Where can I find data about "market share" of x86 microarchitectures? What percentage of users of x86-family CPUs have a CPU that supports SSE4.2, AVX, AVX2, etc.?
I'm distributing precompiled binaries for my program, and I would like to know what is the best optimization target, and which SIMD extensions can be reasonably used without runtime checks.
I can find overall Intel vs AMD market share data, but not a breakdown of generations of Intel's and AMD's CPUs. Ideally I'd like breakdown also per OS and per country, but even general global stats for microarchitectures would be better than nothing.
Anything newer than SSE2 (baseline for x86-64) without runtime checks is risky if there's no fallback or install-time detection.
AVX and BMI1/2 are sadly very far from being baseline, because Intel is still selling Celeron/Pentium chips with VEX prefix decoding disabled (presumably to make use of silicon with defects in 256-bit execution units), but SSE4.2 is getting closer, and SSSE3 is a possibility. See Most recent processor without support of SSSE3 instructions?, and Mac OSX minumum support sse version
Do all 64 bit intel architectures support SSSE3/SSE4.1/SSE4.2 instructions? has a link to the Valve Hardware Survey for Steam clients (currently showing SSE3 as ~100% installed base, but SSSE3 only at 97%), so if you're shipping a PC game that should correlate pretty well with your target audience. The breakdowns are a bit weird, though, for some entries. Like fcmov
(x87 branchless conditional-move) is reported as having done down to 97.5%, but every P6-compatible CPU has it.
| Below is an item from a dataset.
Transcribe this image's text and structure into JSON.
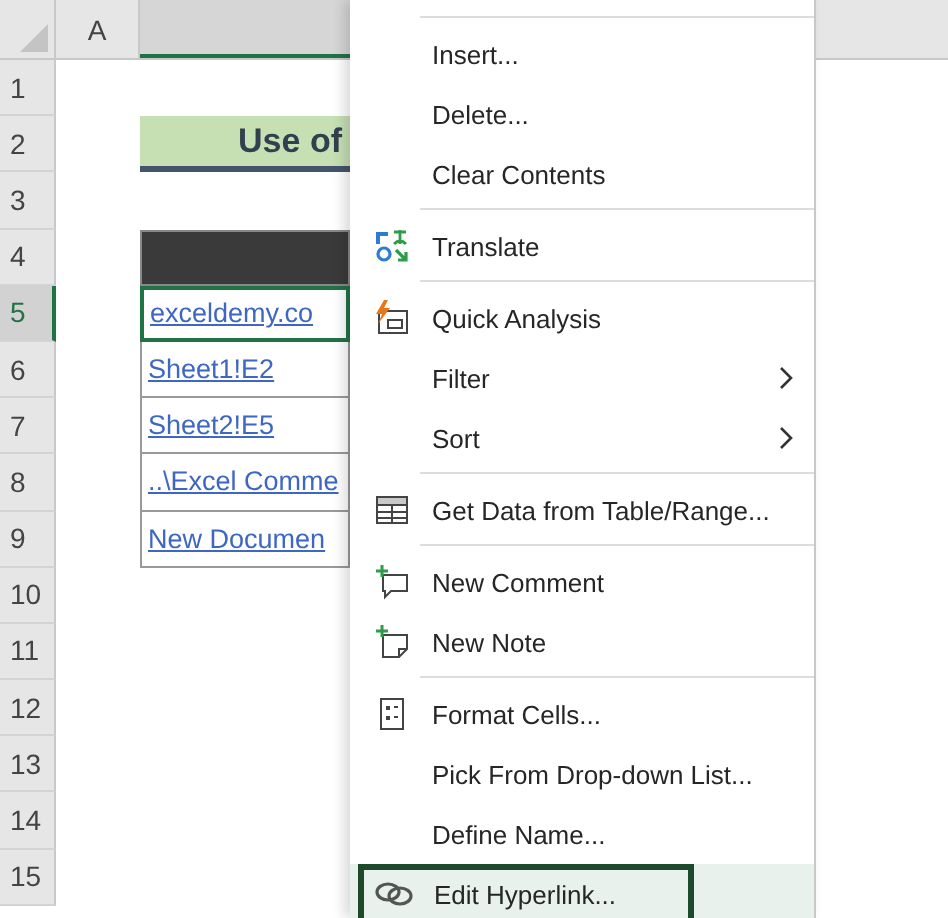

You won't find a CPU with SSE2 but without FCMOV. Perhaps newer versions of Steam aren't testing for it. And perhaps older versions of Steam aren't testing for CMPXCHG16B? So take them with a grain of salt, but they're probably fairly sensible for SSE2/3/SSSE3/SSE4.x, and AVX.
For server stuff, you might easily be able to set an SSE4.2 minimum. Atom/Silvermont support it, and so do AMD's and VIA's low-power architectures, so energy-efficient servers can run it. Ancient mainstream CPUs don't tend to get much use for servers outside of personal home-server use, because they're often slower than a cheaper modern machine that runs cooler.
(Silvermont isn't likely to support AVX soon, even less AVX2 or FMA.)
You don't have to limit yourself to a single binary. You could even let people pick when they download, or your installer could select at install time.
Or you could have a run-time wrapper that picks an executable and dynamic libraries, so you effectively get runtime dispatching while still being able to compile with gcc -O3 -march=haswell
or whatever to let the compiler use new instruction sets all over the place (beneficial especially for BMI1/BMI2 for efficient single-uop variable-count shifts).
Another option is dynamic linker tricks, either on a whole-library basis or on a per-function basis like glibc uses to resolve memcpy
to __memset_avx2_unaligned_erms
. perf report shows this function "__memset_avx2_unaligned_erms" has overhead. does this mean memory is unaligned?
All of these (except the per-function dynamic linker tricks) are easier than making your code aware of instruction-set extensions at runtime, and have zero performance overhead. (Unless you put stuff in a dynamic library when you wouldn't have otherwise, so it can't inline.)